A Review of Loving Vincent

My experience with Loving Vincent was a bit like having a conversation with a really attractive person with no personality. Within the first few minutes, it becomes apparent that a wall might be a better conversationalist. Eventually, you resign yourself to the dopamine rush that comes from looking at such a beautiful person. Not ideal, but all in all, not a bad interaction.


Arjun Deepak, Bear Hub Staff

Loving Vincent is an animated biographical drama of Vincent van Gogh’s life, focusing specifically on its end as it takes place one year following his apparent suicide. Joseph Roulin, van Gogh’s postmaster, entrusts his son, Armand, to deliver van Gogh’s last letter. Joseph also voices his suspicion around van Gogh’s suicide. Armand quickly realizes that the recipient of the letter, van Gogh’s brother Theo, is also dead. This sets Armand off to Auvers-Sur-Oise, the town van Gogh lived in shortly before his death, to find the next best recipient. Joseph’s suspicions are confirmed by the townspeople, setting Armand off on his journey to find out why van Gogh committed suicide.
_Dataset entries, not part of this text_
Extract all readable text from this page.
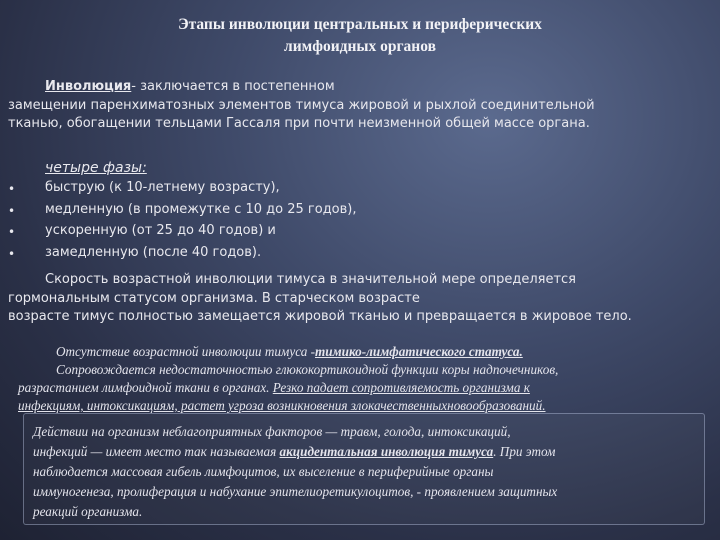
Этапы инволюции центральных и периферических
лимфоидных органов
Инволюция- заключается в постепенном
замещении паренхиматозных элементов тимуса жировой и рыхлой соединительной
тканью, обогащении тельцами Гассаля при почти неизменной общей массе органа.
четыре фазы:
• быструю (к 10-летнему возрасту),
• медленную (в промежутке с 10 до 25 годов),
• ускоренную (от 25 до 40 годов) и
• замедленную (после 40 годов).
Скорость возрастной инволюции тимуса в значительной мере определяется
гормональным статусом организма. В старческом возрасте
возрасте тимус полностью замещается жировой тканью и превращается в жировое тело.
Отсутствие возрастной инволюции тимуса -тимико-лимфатического статуса.
Сопровождается недостаточностью глюкокортикоидной функции коры надпочечников,
разрастанием лимфоидной ткани в органах. Резко падает сопротивляемость организма к
инфекциям, интоксикациям, растет угроза возникновения злокачественныхновообразований.
Действии на организм неблагоприятных факторов — травм, голода, интоксикаций,
инфекций — имеет место так называемая акцидентальная инволюция тимуса. При этом
наблюдается массовая гибель лимфоцитов, их выселение в периферийные органы
иммуногенеза, пролиферация и набухание эпителиоретикулоцитов, - проявлением защитных
реакций организма.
Stripped down, the plot is a dramatic investigation into the cause of van Gogh’s suicide. In order to have a good detective story, two things must be present: a mystery that captivates the audience and a protagonist who is motivated to solve it. Loving Vincent fails in both.

I cannot, in good conscience, even call this film a “true” detective story when the mystery is so completely outclassed by even the most mediocre Scooby-Doo episodes. The main problem is – it just not interesting. The writers attempt to pull the viewer in by having Joseph ask the audience, “how does a man go from calm to suicidal in six weeks?” This moment of drama couldn’t have fallen harder on its face unless it had slipped on a comically large banana peel.

As the movie approaches the second act, these issues become less significant as more clues are introduced. While this is a welcome improvement, it is only the answer you care about not the journey.

A subpar mystery alone is not enough to make a movie uninteresting. This issue is when it is easier to believe that babies are delivered by storks than it is to believe the protagonist’s character motivations. Armand’s main motivation in delivering the letter is “daddy told me so.” His indignant attitude towards delivering a so-called “dead man’s letter” takes a complete 180 when his father gives him a stern look and literally reminds him to treat others the way that he wants to be treated. If that is enough to convince you Armand cares, I have a bridge to sell you.

At some level, even the writers realized the motivation behind Armand’s quest is weaker than a house of cards on a windy day. By the second act, the letter has been completely relegated to the role of an unapologetic McGuffin, while the mystery becomes the focus. Unfortunately, this solves nothing.

The story holds Armand’s hand through most of the investigation. There is never a eureka moment where Armand puts together clues to find new information. He is only able to progress through the mystery because every person he talks to tells him who to talk to next and what questions to ask them. The result is that the audience is just waiting for the movie to give up the answer. The drama is lost.

The film is saved by its unquestionably stunning visuals. It is the world’s first fully painted feature film. Each of the 65,000 frames of the story is an oil painting faithfully recreated using the same techniques Vincent van Gogh used. Not all of the oil paintings are originals made for the movie. A keen viewer will be able to spot many Vincent van Gogh originals throughout the movie. Many of the scenes, settings, and characters are Vincent van Gogh originals or based on them. This only adds to the air of authenticity the visuals already had.

When I say the movie is drop-dead gorgeous, I do not say that lightly. It is easily the most visually appealing animated film I have ever seen. I audibly said, “wow,” at least four times throughout the movie. The passion the artists had for this project really shows through and you can feel how much they appreciate van Gogh. Not only for his contributions to art but also for their growth as artists.

Loving Vincent is a good movie with a boring plot and a poorly written protagonist. This prevents it from being anywhere in the neighborhood of great but still worth a watch. I recommend everyone give this movie a chance, just to experience the hand-painted animation. But that is where my recommendation stops.